O divórcio é uma natural decorrência do casamento por amor. Antes, quando os casamentos eram arranjados e feitos por diversos tipos de interesse, e a família era muito mais um núcleo econômico e reprodutivo do que o espaço da afetividade, eles não se dissolviam. Aguentava-se até a morte. Amantes e infidelidades tinham que ser suportadas pelas mulheres, cuja resignação histórica é quem os sustentava, à custa da não consideração de seus desejos. Em 28 de junho de 1977 o então senador Nelson Carneiro, o grande responsável por todas as evoluções no Direito de Família daquela época, conseguiu, por intermédio da Emenda Constitucional 9, quebrar o princípio da indissolubilidade do casamento. Esta movimentação pro divórcio iniciou-se na América do Sul pelo Uruguai em 1907, seguido pela Venezuela (1942), Equador (1948), Argentina (1987), Paraguai (1991) e, por fim, o Chile, em 2004.
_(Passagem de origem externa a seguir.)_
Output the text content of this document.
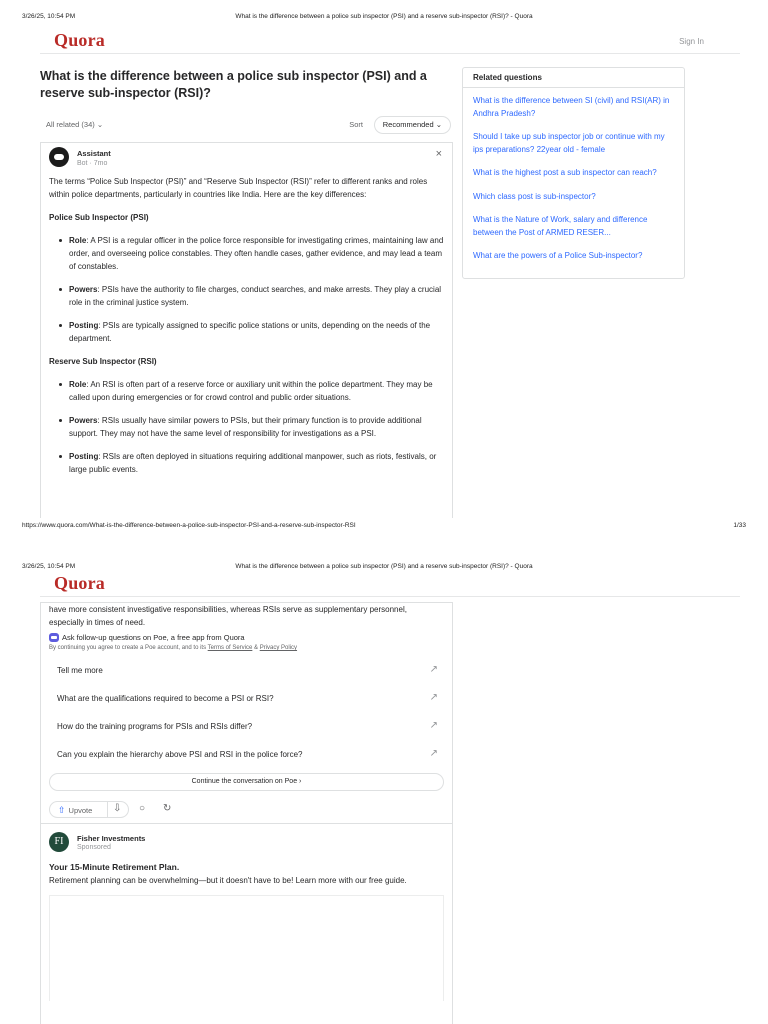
3/26/25, 10:54 PM	What is the difference between a police sub inspector (PSI) and a reserve sub-inspector (RSI)? - Quora
Quora	Sign In
What is the difference between a police sub inspector (PSI) and a reserve sub-inspector (RSI)?
All related (34) ⌄	Sort	Recommended ⌄
Assistant
Bot · 7mo
×

The terms “Police Sub Inspector (PSI)” and “Reserve Sub Inspector (RSI)” refer to different ranks and roles within police departments, particularly in countries like India. Here are the key differences:

Police Sub Inspector (PSI)
Role: A PSI is a regular officer in the police force responsible for investigating crimes, maintaining law and order, and overseeing police constables. They often handle cases, gather evidence, and may lead a team of constables.
Powers: PSIs have the authority to file charges, conduct searches, and make arrests. They play a crucial role in the criminal justice system.
Posting: PSIs are typically assigned to specific police stations or units, depending on the needs of the department.
Reserve Sub Inspector (RSI)
Role: An RSI is often part of a reserve force or auxiliary unit within the police department. They may be called upon during emergencies or for crowd control and public order situations.
Powers: RSIs usually have similar powers to PSIs, but their primary function is to provide additional support. They may not have the same level of responsibility for investigations as a PSI.
Posting: RSIs are often deployed in situations requiring additional manpower, such as riots, festivals, or large public events.
Related questions
What is the difference between SI (civil) and RSI(AR) in Andhra Pradesh?
Should I take up sub inspector job or continue with my ips preparations? 22year old - female
What is the highest post a sub inspector can reach?
Which class post is sub-inspector?
What is the Nature of Work, salary and difference between the Post of ARMED RESER...
What are the powers of a Police Sub-inspector?
https://www.quora.com/What-is-the-difference-between-a-police-sub-inspector-PSI-and-a-reserve-sub-inspector-RSI	1/33
3/26/25, 10:54 PM	What is the difference between a police sub inspector (PSI) and a reserve sub-inspector (RSI)? - Quora
Quora

have more consistent investigative responsibilities, whereas RSIs serve as supplementary personnel, especially in times of need.

Ask follow-up questions on Poe, a free app from Quora
By continuing you agree to create a Poe account, and to its Terms of Service & Privacy Policy
Tell me more	↗
What are the qualifications required to become a PSI or RSI?	↗
How do the training programs for PSIs and RSIs differ?	↗
Can you explain the hierarchy above PSI and RSI in the police force?	↗
Continue the conversation on Poe ›
⇧ Upvote ⇩ ○ ↻
FI	Fisher Investments
Sponsored
Your 15-Minute Retirement Plan.
Retirement planning can be overwhelming—but it doesn't have to be! Learn more with our free guide.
A importância política e social do divórcio vai além da reafirmação do estado laico. A ele estão atrelados valores básicos que devem sustentar uma democracia: liberdade e autonomia privada. Em 13 de julho de 2010, a Emenda Constitucional 66, proposta pelo Instituto Brasileiro de Direito de Família (IBDFAM), por meio do então deputado Sérgio Barradas Carneiro, finalmente conseguiu instalar o divórcio verdadeiramente laico no Brasil. Ela pôs um ponto final às discussões iniciadas na década de 1970, quando o jogo de forças políticas, representadas pela igreja católica, não admitia, como ainda não admite, que um casamento se dissolva em vida. Católico que é católico não se divorcia.
Naquele embate de quase 40 anos atrás, foi necessário fazer muitas concessões para que se aprovasse a Emenda Constitucional que introduziu o divórcio no Brasil. Só se podia divorciar uma única vez, tinha-se que esperar cinco anos de separação de fato para requerer o divórcio e manteve-se o anacrônico e ridículo desquite (expressão substituída por separação judicial) que é uma espécie de purgatório, ou limbo entre casado e divorciado. Mesmo assim, a introdução do divórcio só foi possível porque o presidente da República da época, Ernesto Geisel, não era católico e não simpatizava com as forças antidivorcistas.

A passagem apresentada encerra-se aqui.